Son of a bitch.Angela dangled, half supported in his good arm, half running to keep up. He threw them behind the concrete foundation of the house.
Angela cried in pain. Blood coated her.
“Damn it—Angela?”
“Thorns,” she explained. “They’re everywhere.”
He hadn’t noticed and jerked her off the ground. The blood—was his. Good. But they still needed an escape vehicle fast.
Then he saw the dune buggy. It offered next to no protection. They’d be open targets, unable to zig and zag from a bullet’s trajectory. But, if Sawyer was able to drive toward the beach and use the dunes as a barrier, they could get distance from the shooters and figure out their next steps when no one was firing.
“See the dune buggy? We’re running over there.” He pointed. “Jump on and get down. Curl up as little as possible.”
That was as much time for instructions as they had.
“That?”
“Yeah. That’s the plan. Go.”
Sawyer hustled, half carrying Angela, and prayed the dune buggy would be functional. They jumped into the seats. “Get down. Get down.”
Angela’s knees were on the floorboard. She curled into a ball.
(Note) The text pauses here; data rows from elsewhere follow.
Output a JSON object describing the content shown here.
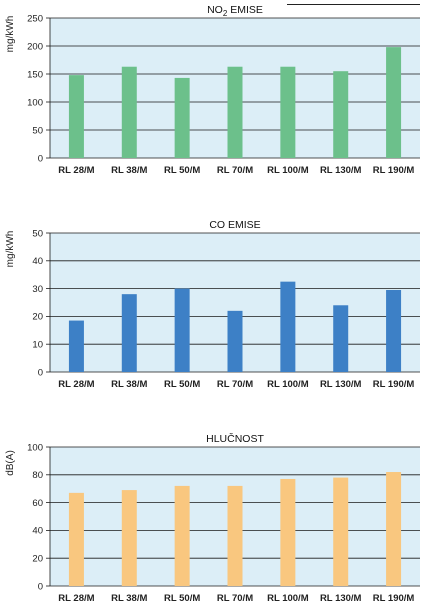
{
  "chart_data": [
    {
      "type": "bar",
      "title": "NO",
      "title_subscript": "2",
      "title_suffix": " EMISE",
      "ylabel": "mg/kWh",
      "xlabel": "",
      "categories": [
        "RL 28/M",
        "RL 38/M",
        "RL 50/M",
        "RL 70/M",
        "RL 100/M",
        "RL 130/M",
        "RL 190/M"
      ],
      "values": [
        148,
        163,
        143,
        163,
        163,
        155,
        198
      ],
      "ylim": [
        0,
        250
      ],
      "yticks": [
        0,
        50,
        100,
        150,
        200,
        250
      ],
      "grid": true,
      "bar_color": "#6cc08b",
      "background_color": "#dceef7"
    },
    {
      "type": "bar",
      "title": "CO EMISE",
      "ylabel": "mg/kWh",
      "xlabel": "",
      "categories": [
        "RL 28/M",
        "RL 38/M",
        "RL 50/M",
        "RL 70/M",
        "RL 100/M",
        "RL 130/M",
        "RL 190/M"
      ],
      "values": [
        18.5,
        28,
        30,
        22,
        32.5,
        24,
        29.5
      ],
      "ylim": [
        0,
        50
      ],
      "yticks": [
        0,
        10,
        20,
        30,
        40,
        50
      ],
      "grid": true,
      "bar_color": "#3d80c6",
      "background_color": "#dceef7"
    },
    {
      "type": "bar",
      "title": "HLUČNOST",
      "ylabel": "dB(A)",
      "xlabel": "",
      "categories": [
        "RL 28/M",
        "RL 38/M",
        "RL 50/M",
        "RL 70/M",
        "RL 100/M",
        "RL 130/M",
        "RL 190/M"
      ],
      "values": [
        67,
        69,
        72,
        72,
        77,
        78,
        82
      ],
      "ylim": [
        0,
        100
      ],
      "yticks": [
        0,
        20,
        40,
        60,
        80,
        100
      ],
      "grid": true,
      "bar_color": "#f9c77f",
      "background_color": "#dceef7"
    }
  ]
}
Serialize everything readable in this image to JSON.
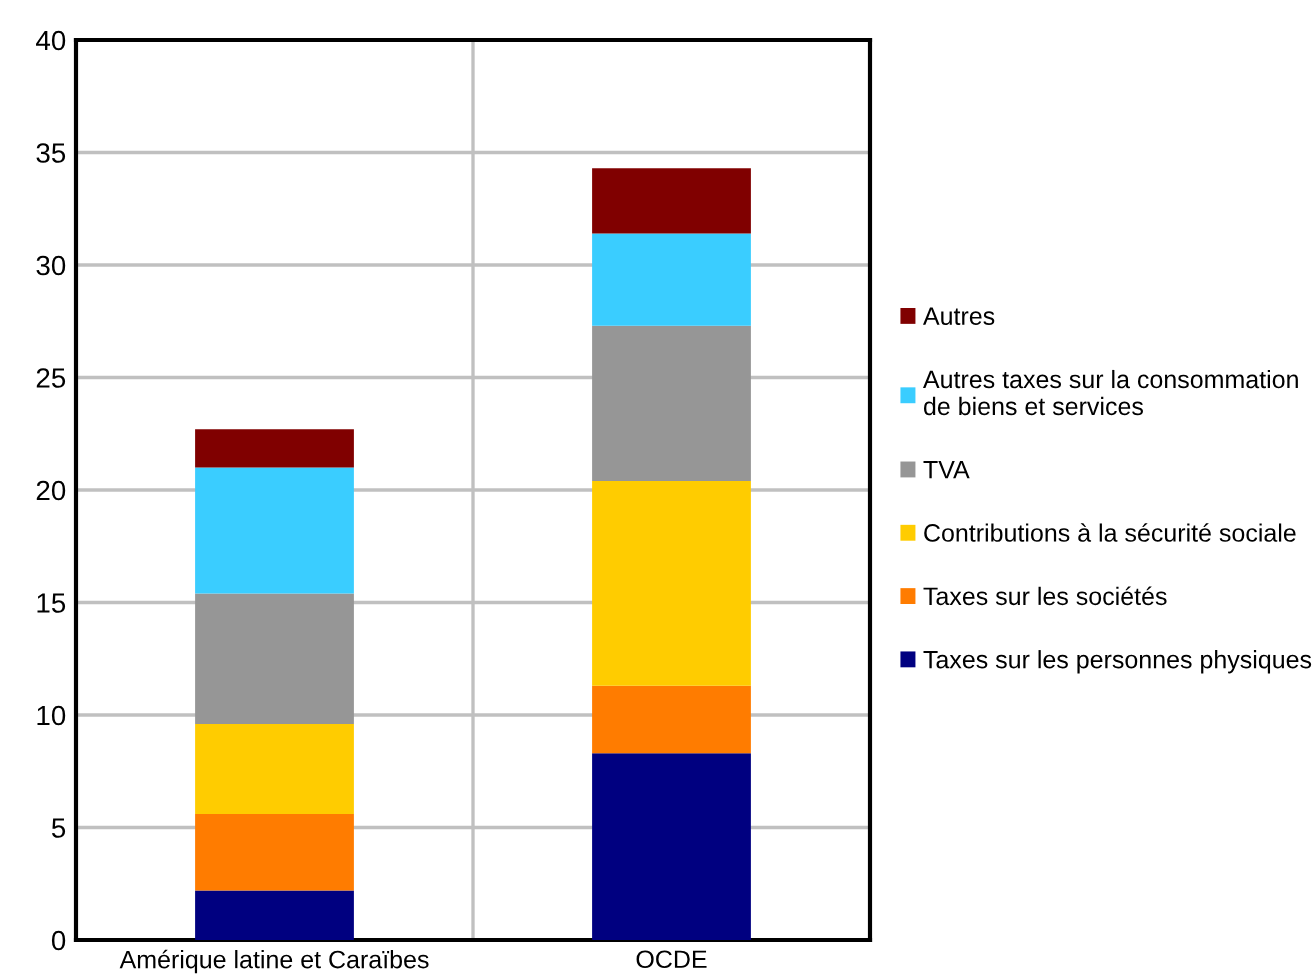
{
  "chart_data": {
    "type": "bar",
    "stacked": true,
    "categories": [
      "Amérique latine et Caraïbes",
      "OCDE"
    ],
    "series": [
      {
        "name": "Taxes sur les personnes physiques",
        "color": "#000080",
        "values": [
          2.2,
          8.3
        ]
      },
      {
        "name": "Taxes sur les sociétés",
        "color": "#ff7c00",
        "values": [
          3.4,
          3.0
        ]
      },
      {
        "name": "Contributions à la sécurité sociale",
        "color": "#ffcc00",
        "values": [
          4.0,
          9.1
        ]
      },
      {
        "name": "TVA",
        "color": "#969696",
        "values": [
          5.8,
          6.9
        ]
      },
      {
        "name": "Autres taxes sur la consommation\nde biens et services",
        "color": "#3acdff",
        "values": [
          5.6,
          4.1
        ]
      },
      {
        "name": "Autres",
        "color": "#800000",
        "values": [
          1.7,
          2.9
        ]
      }
    ],
    "ylim": [
      0,
      40
    ],
    "yticks": [
      0,
      5,
      10,
      15,
      20,
      25,
      30,
      35,
      40
    ],
    "grid": true,
    "legend": "right"
  }
}
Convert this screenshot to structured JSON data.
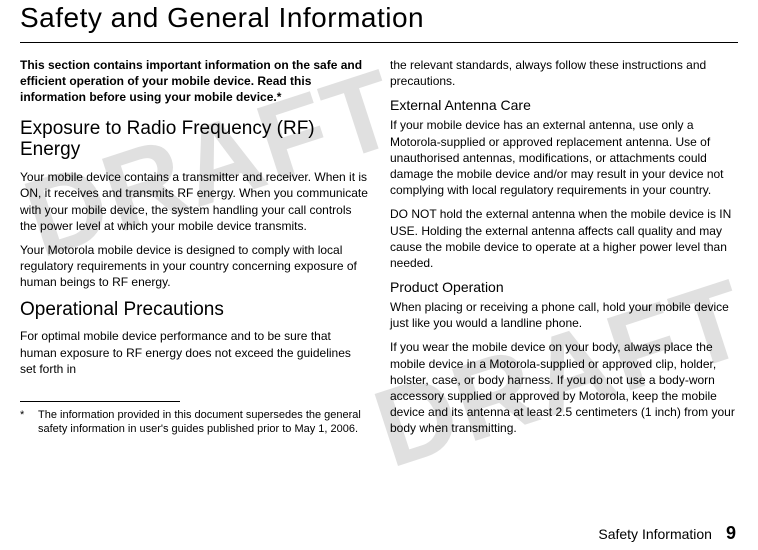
{
  "watermark_text": "DRAFT",
  "main_title": "Safety and General Information",
  "left": {
    "intro": "This section contains important information on the safe and efficient operation of your mobile device. Read this information before using your mobile device.*",
    "h1": "Exposure to Radio Frequency (RF) Energy",
    "p1": "Your mobile device contains a transmitter and receiver. When it is ON, it receives and transmits RF energy. When you communicate with your mobile device, the system handling your call controls the power level at which your mobile device transmits.",
    "p2": "Your Motorola mobile device is designed to comply with local regulatory requirements in your country concerning exposure of human beings to RF energy.",
    "h2": "Operational Precautions",
    "p3": "For optimal mobile device performance and to be sure that human exposure to RF energy does not exceed the guidelines set forth in",
    "footnote_mark": "*",
    "footnote": "The information provided in this document supersedes the general safety information in user's guides published prior to May 1, 2006."
  },
  "right": {
    "p1": "the relevant standards, always follow these instructions and precautions.",
    "sub1": "External Antenna Care",
    "p2": "If your mobile device has an external antenna, use only a Motorola-supplied or approved replacement antenna. Use of unauthorised antennas, modifications, or attachments could damage the mobile device and/or may result in your device not complying with local regulatory requirements in your country.",
    "p3": "DO NOT hold the external antenna when the mobile device is IN USE. Holding the external antenna affects call quality and may cause the mobile device to operate at a higher power level than needed.",
    "sub2": "Product Operation",
    "p4": "When placing or receiving a phone call, hold your mobile device just like you would a landline phone.",
    "p5": "If you wear the mobile device on your body, always place the mobile device in a Motorola-supplied or approved clip, holder, holster, case, or body harness. If you do not use a body-worn accessory supplied or approved by Motorola, keep the mobile device and its antenna at least 2.5 centimeters (1 inch) from your body when transmitting."
  },
  "footer": {
    "label": "Safety Information",
    "page": "9"
  }
}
Sawyer inspected the dashboard. No keys required. All he needed was a little luck. He punched the Start button. The electric motor turned over. “Halle-fuckin’-lujah.”
The dune buggy beeped in reverse. A bullet lodged itself in a beer can abandoned in the center console’s cup holder.
Sawyer slammed the buggy into drive. They bumped and rolled from behind the beach house and zipped toward the steep sand dunes. “We’re gonna see how much this bad boy can handle. Hang on.”
Angela screeched. The buggy raced up the dune and crested. This vehicle was a beast. They were going to catch air on the downside.
He let off the gas and called again, “Hang on!”
“I am trying!”
Sawyer jerked the steering wheel. They banked right.
“Youare going to kill me.”
He laughed and threaded the buggy through a beach walkway and onto the wide expanse of sand where the routine patrol of lifeguard trucks had made it easy to navigate tracks.
Sawyer checked over his shoulder. “I think we’re in the clear.”
Angela pulled herself upright. “You’re bleeding all over the place.”
“Shit.” He glanced at his arm. “I’d forgotten about that.” He could wash the drying blood off in the ocean, but he didn’t relish the idea of cleaning his wound with salt water.
Not a lot of choices, though. They didn’t have supplies, much less a first aid kit. He’d lost the gun somewhere between the cactus garden and the dune buggy.
Maybe their attackers grabbed it as an early Christmas present. Free ammo. Either way, once Parker had been updated on the situation, Titan would send in a clean-up team to return the two houses to their original state sans bullet holes. The clean-up team would even return the dune buggy after Sawyer ditched it. When and how were his most significant concerns.
“Where are we going?” she asked.
They couldn’t return to their beach house. Neither of them had a cell phone or cash. Angela was missing a shoe—and a quick glance told him she was the worse for wear. “I don’t know yet. You okay?”
“I could use a cup of coffee and a pair of tweezers.” She grimaced. “There are a lot of cactus spines all over me.”
“Come to think of it, same,” he admitted.